From your description of the data, with a wide range and positive skew, it seems that analysis of variance or linear modeling of your raw data values will pose problems. Many standard statistical tests work best if the residual errors (after accounting for the treatment effects and so forth) are normally distributed; that seems highly unlikely in your case.
For these types of data, you will probably be better off if you take logarithms of your readings before you begin your statistical analysis. This is often done to get a more reliable handle on data like these; see this page as an introduction to discussion about this topic. That log transformation will often lead to a better statistical model.
Note that $log(A/B) = log(A) - log(B)$. So if you do analysis of variance or other linear modeling of your log-transformed data, the differences among data values (here, log-transformed) that are used in those analyses translate pretty directly into analyses of $A/B$ ratios.

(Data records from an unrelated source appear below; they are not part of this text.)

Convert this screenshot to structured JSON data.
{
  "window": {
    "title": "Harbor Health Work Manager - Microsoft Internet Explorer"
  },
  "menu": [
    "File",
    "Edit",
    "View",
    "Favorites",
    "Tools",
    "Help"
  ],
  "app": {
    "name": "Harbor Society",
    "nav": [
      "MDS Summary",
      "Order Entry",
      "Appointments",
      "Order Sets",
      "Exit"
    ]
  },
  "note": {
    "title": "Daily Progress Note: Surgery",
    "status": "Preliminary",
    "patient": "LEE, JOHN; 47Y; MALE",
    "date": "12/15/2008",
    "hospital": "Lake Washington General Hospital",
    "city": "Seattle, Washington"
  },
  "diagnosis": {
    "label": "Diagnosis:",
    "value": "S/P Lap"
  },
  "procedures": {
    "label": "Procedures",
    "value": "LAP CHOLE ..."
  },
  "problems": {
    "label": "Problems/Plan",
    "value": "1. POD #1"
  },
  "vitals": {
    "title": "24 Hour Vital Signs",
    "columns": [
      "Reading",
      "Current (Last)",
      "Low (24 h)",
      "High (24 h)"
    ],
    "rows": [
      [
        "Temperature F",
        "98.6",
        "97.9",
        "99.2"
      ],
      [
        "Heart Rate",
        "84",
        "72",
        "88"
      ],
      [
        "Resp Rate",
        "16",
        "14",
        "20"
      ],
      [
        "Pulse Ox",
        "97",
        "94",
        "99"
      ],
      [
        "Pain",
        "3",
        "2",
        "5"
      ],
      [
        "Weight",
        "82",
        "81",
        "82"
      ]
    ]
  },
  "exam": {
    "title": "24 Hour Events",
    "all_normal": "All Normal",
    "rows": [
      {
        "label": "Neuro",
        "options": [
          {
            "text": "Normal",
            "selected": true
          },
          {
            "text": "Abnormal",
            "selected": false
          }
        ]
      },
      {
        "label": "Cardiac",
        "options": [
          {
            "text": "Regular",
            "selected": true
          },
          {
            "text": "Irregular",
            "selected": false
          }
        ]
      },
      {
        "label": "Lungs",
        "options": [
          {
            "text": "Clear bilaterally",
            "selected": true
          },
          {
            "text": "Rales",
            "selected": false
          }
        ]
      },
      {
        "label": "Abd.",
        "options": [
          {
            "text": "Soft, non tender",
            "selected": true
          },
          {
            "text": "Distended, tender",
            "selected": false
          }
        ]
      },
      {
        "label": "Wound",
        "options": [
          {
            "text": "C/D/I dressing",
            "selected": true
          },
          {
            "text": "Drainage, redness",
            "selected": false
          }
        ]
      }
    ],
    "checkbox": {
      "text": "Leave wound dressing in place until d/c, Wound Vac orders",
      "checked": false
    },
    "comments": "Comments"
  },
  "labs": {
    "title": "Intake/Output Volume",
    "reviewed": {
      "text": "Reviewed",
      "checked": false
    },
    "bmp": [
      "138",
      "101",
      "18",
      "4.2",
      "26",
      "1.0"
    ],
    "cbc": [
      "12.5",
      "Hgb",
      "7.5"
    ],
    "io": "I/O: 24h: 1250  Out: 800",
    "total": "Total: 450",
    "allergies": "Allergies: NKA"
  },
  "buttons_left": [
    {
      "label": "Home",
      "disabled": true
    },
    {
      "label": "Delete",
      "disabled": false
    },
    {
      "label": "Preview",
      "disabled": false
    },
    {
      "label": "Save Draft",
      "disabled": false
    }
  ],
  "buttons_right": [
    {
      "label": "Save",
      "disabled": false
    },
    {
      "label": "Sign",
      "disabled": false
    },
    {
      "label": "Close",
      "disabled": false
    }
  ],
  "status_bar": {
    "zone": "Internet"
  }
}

You do have to be careful in the way you present your results. The mean values of log-transformed data represent geometric means in the original scale. The differences between 2 log-values for an individual will not be the same as the log of their difference on the original data scale, it will be the log of their ratio. You will have to decide how best to present the results in tabular or graphical form, whether to present the means in the log scale or to back-transform into the original scale. If you back-transform, confidence intervals will no longer be symmetric about the (back-transformed) mean value.
If interpretation of your data in terms of $A/B$ ratios makes sense from your knowledge of the subject matter, however, standard statistical analyses based on the logarithms of your data could work well.